Media Bias? What Media Bias Meng?
As Coloradans collectively work to solve the puzzle of what to do about illegal immigration, they can be hindered by newspaper articles that report only part of the story. Consider, for example, two recent stories in The Denver Post.Can you smell the open borders desperation?
Because Colorado legislators have been looking to Georgia’s new laws about illegal immigration as a possible model for our state, the Post was smart to assign Karen E. Crummy to get a Georgia perspective (”Legislator: Ga.’s law no panacea,” June 29).
Unfortunately, Crummy interviewed a single Georgian, State Sen. Sam Zamarripa, who voted against the reform package. Crummy’s lead disingenuously described Zamarripa as “A Georgia state senator who helped draft a law that cracks down on illegal immigrants.” More precisely, Zamarripa earned the praise of the former Mexican consul in Atlanta for successfully working to weaken the law after it was apparent that it could not be defeated.

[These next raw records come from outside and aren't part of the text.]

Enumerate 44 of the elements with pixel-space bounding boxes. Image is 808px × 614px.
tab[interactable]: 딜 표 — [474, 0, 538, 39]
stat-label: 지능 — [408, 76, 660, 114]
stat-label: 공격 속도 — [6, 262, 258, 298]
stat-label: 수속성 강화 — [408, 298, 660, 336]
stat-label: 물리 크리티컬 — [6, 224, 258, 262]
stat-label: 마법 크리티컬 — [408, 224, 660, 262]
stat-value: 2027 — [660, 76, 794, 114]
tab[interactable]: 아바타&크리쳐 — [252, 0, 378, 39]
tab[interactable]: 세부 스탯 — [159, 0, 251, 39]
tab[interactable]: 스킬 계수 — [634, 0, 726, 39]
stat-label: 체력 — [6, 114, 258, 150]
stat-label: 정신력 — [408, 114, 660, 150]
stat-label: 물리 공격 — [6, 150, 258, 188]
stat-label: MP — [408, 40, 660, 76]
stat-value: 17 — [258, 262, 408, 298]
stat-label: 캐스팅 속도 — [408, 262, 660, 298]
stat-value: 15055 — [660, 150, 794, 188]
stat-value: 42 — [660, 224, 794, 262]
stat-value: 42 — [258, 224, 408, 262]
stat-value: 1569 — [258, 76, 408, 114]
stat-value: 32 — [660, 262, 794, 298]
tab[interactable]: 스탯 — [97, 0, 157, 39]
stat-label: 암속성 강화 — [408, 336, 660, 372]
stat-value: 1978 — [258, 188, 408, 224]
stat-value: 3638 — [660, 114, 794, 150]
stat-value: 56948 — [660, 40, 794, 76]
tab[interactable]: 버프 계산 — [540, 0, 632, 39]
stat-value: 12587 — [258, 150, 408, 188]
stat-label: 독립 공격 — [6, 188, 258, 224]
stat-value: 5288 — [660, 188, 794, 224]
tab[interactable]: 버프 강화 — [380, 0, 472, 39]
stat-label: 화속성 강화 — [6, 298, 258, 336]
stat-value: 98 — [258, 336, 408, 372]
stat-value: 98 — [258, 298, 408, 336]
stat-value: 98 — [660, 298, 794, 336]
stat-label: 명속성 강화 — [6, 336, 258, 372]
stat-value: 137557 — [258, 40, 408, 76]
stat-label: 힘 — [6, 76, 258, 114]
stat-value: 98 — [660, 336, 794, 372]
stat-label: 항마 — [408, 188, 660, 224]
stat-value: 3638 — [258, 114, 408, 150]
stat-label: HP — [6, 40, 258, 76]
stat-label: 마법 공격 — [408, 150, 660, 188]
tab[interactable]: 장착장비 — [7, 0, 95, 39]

Crummy did not inform readers that Zamarippa has served on the board of the Mexican American Legal Defense and Educational Fund, a pro-illegal alien lobby, that Zamarippa has pushed for giving driver’s licenses to illegal aliens, and that he is a founder and director of Banco Unido, a bank that has been criticized for making mortgage loans to illegal aliens.
Yet Crummy wrote: “Although Zamarripa helped refine Georgia’s illegal-immigration law, he didn’t vote for the final measure.” Her phrasing created the false impression that Zamarripa was a something other than Georgia’s leading opponent of restrictions on illegal immigration.
A complete story about the Georgia law should have included the perspective of a skeptic such as Zamarripa, but also should have included the perspective of a supporter, such as the bill’s sponsor.